Si propone, la critica race theory propone, di considerare l’atto di naacita degli Stati Uniti non lo sbarco dei Padri Pellegrini ma la vendita dei primi schiavi africani, nel 1619, in Virginia, Jamestown. E cioè la nascita del razzismo in America.

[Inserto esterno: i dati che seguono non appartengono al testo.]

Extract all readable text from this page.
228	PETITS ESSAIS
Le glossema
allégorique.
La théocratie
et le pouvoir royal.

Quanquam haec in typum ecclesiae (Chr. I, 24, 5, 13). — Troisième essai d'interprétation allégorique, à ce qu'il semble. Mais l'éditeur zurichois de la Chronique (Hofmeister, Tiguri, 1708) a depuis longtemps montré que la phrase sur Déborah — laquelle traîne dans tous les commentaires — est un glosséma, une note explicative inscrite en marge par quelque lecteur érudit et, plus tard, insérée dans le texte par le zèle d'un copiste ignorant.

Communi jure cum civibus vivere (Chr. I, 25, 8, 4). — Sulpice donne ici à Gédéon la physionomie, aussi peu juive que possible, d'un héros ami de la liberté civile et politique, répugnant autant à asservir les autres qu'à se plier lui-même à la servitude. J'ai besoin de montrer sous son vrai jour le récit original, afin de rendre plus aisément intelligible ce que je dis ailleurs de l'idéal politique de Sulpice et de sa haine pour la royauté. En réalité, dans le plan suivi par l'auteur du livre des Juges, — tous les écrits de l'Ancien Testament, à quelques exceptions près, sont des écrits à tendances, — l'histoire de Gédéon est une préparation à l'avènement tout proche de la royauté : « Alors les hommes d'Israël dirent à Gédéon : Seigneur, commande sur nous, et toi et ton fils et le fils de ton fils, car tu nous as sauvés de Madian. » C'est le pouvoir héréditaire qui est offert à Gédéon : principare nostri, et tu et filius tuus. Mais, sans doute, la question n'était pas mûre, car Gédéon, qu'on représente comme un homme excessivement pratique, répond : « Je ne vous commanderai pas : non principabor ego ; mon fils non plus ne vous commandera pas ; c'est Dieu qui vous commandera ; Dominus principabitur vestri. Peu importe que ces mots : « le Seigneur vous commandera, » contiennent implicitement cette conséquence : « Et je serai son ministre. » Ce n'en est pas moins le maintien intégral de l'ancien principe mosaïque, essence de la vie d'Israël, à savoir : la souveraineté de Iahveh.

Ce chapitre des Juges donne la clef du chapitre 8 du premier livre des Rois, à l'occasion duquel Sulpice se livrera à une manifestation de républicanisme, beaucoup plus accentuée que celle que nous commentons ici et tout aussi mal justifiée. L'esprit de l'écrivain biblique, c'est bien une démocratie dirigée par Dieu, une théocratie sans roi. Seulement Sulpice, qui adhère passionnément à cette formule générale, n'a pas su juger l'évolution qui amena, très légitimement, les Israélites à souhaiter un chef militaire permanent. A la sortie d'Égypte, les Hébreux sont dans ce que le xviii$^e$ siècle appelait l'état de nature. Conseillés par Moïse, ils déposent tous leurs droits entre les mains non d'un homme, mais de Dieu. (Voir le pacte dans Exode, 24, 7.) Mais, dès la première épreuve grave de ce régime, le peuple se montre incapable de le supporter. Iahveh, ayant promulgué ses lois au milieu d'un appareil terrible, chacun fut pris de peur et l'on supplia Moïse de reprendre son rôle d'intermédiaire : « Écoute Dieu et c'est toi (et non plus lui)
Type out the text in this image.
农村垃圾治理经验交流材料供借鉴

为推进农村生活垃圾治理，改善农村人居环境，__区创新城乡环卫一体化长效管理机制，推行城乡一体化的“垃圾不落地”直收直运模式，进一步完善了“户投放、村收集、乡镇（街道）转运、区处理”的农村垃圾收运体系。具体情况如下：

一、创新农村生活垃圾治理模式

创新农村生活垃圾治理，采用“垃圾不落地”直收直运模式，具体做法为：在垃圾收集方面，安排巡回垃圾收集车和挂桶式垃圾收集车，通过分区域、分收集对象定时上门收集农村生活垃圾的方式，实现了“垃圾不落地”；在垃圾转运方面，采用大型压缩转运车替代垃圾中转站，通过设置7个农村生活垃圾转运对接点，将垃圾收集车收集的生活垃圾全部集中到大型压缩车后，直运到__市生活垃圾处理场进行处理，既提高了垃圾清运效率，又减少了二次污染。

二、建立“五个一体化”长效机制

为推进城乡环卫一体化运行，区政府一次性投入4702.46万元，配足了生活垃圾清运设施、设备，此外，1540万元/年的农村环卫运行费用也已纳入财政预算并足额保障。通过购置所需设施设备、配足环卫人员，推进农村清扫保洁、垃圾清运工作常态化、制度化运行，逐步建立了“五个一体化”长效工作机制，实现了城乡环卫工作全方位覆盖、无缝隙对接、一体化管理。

Lo schiavismo – il mercato degli
schiavi – e il razzismo a esso connesso erano nel Seicento un fatto africano,
da almeno quattro secoli – lo storico americano marxista Lovejoy ne ha
ricostruito le tappe, attendibilmente, pur mancando l’Africa di archivi, in
“Storia della schiavitù in Africa” (una ricerca che ha aggiornato per quarant’anni).
C’erano un milione di
schiavi africani negli Stati Uniti all’indipendenza,
un po’ meno di un milione. Ce n’erano altrettanti alla stessa data, un po’ di
più, nel regno (califfato) del Sokoto, gli attuali emirati di Kano e Kaduna nel
Nord della Nigeria.
La tratta degli schiavi fu
soprattutto, per numeri e durezza, fine ed effetto dei jihad, le guerre islamiche di conquista, dal secolo VII a tutto l’Ottocento.
E delle guerre tribali interne all’Africa, che sempre si concludevano con lo
sterminio o con la riduzione in schiavitù.